— Nous voulons quoi ? — La paix !, par Pedro Rosa Mendes
En 2003, quand Charles Taylor était toujours Président du Liberia et menait des guerres sanglantes dans toute la région, un groupe de femmes de Monrovia, la capitale, a décidé d’organiser une manifestation pour la paix. Elles se sont rencontrées devant le siège du Gouvernement, exigeant la paix des mêmes hommes dont Taylor se servait pour réprimer la population. La guerre ne s’est pas terminée, et les femmes ont commencé à se rassembler toutes les semaines dans un vieil aérodrome de la capitale. Elles ne se sont jamais démobilisées, même quand les combats d’artillerie ont eu lieu dans la ville.
Elles étaient environ septante femmes le jour où j’ai rendu visite au groupe, chantant et priant sur la piste vide, vêtues de blanc, comme des oiseaux en plein soleil, septante femmes « lassées de la guerre, de ne pas être écoutées ».
— Nous voulons quoi ? — La paix !
Durant les semaines de combat à Monrovia, seule une d’entre elles est parvenue à accéder à l’aérodrome – mais au moins, elle était là pour représenter les autres. Qu’elles soient au nombre d’une ou de septante, il s’agit de la même voix, la voix de toutes : la voix d’une saturation de tant de violence, qui est devenue désormais impatiente, incontournable, urgente, finalement puissante, courageuse, après tant de viols, amputations et enfants perdus pour la guerre des hommes.
— Nous voulons quoi ? — La paix !
Pendant des mois, les femmes-oiseaux ont défié le danger et continué à protester et prier « pour la paix totale ». C’était la deuxième phase de la protestation « Oui à la paix, la guerre plus jamais ». La devise de la première phase était « Stop à la guerre ».

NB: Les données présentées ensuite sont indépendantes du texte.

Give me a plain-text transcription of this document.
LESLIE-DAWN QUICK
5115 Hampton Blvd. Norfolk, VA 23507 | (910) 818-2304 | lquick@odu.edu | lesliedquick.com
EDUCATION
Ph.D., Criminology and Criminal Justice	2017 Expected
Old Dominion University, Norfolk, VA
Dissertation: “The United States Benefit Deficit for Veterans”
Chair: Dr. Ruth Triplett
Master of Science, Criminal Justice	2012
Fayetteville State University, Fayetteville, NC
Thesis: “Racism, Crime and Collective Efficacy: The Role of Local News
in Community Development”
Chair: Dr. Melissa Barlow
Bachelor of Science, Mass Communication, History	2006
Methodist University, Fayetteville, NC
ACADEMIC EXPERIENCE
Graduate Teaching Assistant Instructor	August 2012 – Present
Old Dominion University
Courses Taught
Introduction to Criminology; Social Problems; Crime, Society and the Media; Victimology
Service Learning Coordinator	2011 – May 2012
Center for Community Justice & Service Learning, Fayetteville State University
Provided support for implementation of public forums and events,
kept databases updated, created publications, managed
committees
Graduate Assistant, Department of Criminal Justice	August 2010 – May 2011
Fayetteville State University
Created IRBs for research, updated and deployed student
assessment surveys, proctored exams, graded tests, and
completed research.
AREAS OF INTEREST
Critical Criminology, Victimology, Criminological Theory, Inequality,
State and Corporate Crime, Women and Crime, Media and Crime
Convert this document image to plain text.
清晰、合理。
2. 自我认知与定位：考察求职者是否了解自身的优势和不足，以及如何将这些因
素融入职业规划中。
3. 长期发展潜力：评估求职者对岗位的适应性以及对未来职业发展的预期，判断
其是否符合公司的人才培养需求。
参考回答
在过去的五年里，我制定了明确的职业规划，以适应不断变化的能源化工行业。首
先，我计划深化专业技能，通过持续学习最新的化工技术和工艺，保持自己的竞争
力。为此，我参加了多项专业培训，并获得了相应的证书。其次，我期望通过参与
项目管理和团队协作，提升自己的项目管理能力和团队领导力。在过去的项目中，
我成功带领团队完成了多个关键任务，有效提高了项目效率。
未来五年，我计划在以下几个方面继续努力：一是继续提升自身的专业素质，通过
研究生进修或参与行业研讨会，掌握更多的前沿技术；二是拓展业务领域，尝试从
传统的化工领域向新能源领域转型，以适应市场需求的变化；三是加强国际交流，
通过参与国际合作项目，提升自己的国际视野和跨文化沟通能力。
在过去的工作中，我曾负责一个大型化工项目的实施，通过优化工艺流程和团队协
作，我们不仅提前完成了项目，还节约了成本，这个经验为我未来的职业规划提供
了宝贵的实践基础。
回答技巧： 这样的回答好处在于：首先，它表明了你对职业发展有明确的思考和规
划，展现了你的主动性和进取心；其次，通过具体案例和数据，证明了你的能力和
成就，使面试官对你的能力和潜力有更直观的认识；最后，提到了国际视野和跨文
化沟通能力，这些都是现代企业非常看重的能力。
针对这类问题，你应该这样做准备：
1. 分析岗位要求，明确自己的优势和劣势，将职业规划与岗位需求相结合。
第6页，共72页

« Nous ne voulons pas d’hommes. Nous voulons des leaders », crie Mama Suba, délocalisée de la province de Lofa, au nord du pays. Plusieurs femmes se sont levées et ont parlé de leur expérience. Elles ont toutes perdu quelque chose. Mama Shari, par exemple, a perdu ses deux enfants, quand une roquette est tombée sur sa maison, un lundi d’août. Margareth a été rattrapée par la guerre, en 1990, dans la province de Margibi ; les soldats de Charles Taylor lui ont coupé le bras droit. Cette amputation ne l’empêche pas de ressentir du bonheur, un bonheur furieux. Margareth adore faire de la musique, tout en sautant, avec une matraque bien serrée contre l’aisselle.
« Nous, les femmes, nous sommes des pacificatrices naturelles. Nous avons déjà outrepassé nos différences, car nous souffrons toutes des mêmes crimes », explique Etweda Cooper, leader du mouvement pacifiste féminin libérien. Qu’est-ce qui fait bouger les femmes comme elle ? « Nous avons vu des horreurs indescriptibles. Nous n’avons pas besoin d’autre source d’impulsion ».
Aujourd’hui, le Liberia a une femme comme présidente de la République, Ellen Johnson Sirleaf. Elle a été choisie contre plusieurs hommes de guerre. Dit d’une autre façon : l’exigence d’un droit a cédé la place au besoin de le concrétiser. L’opposé serait, littéralement, lettre morte.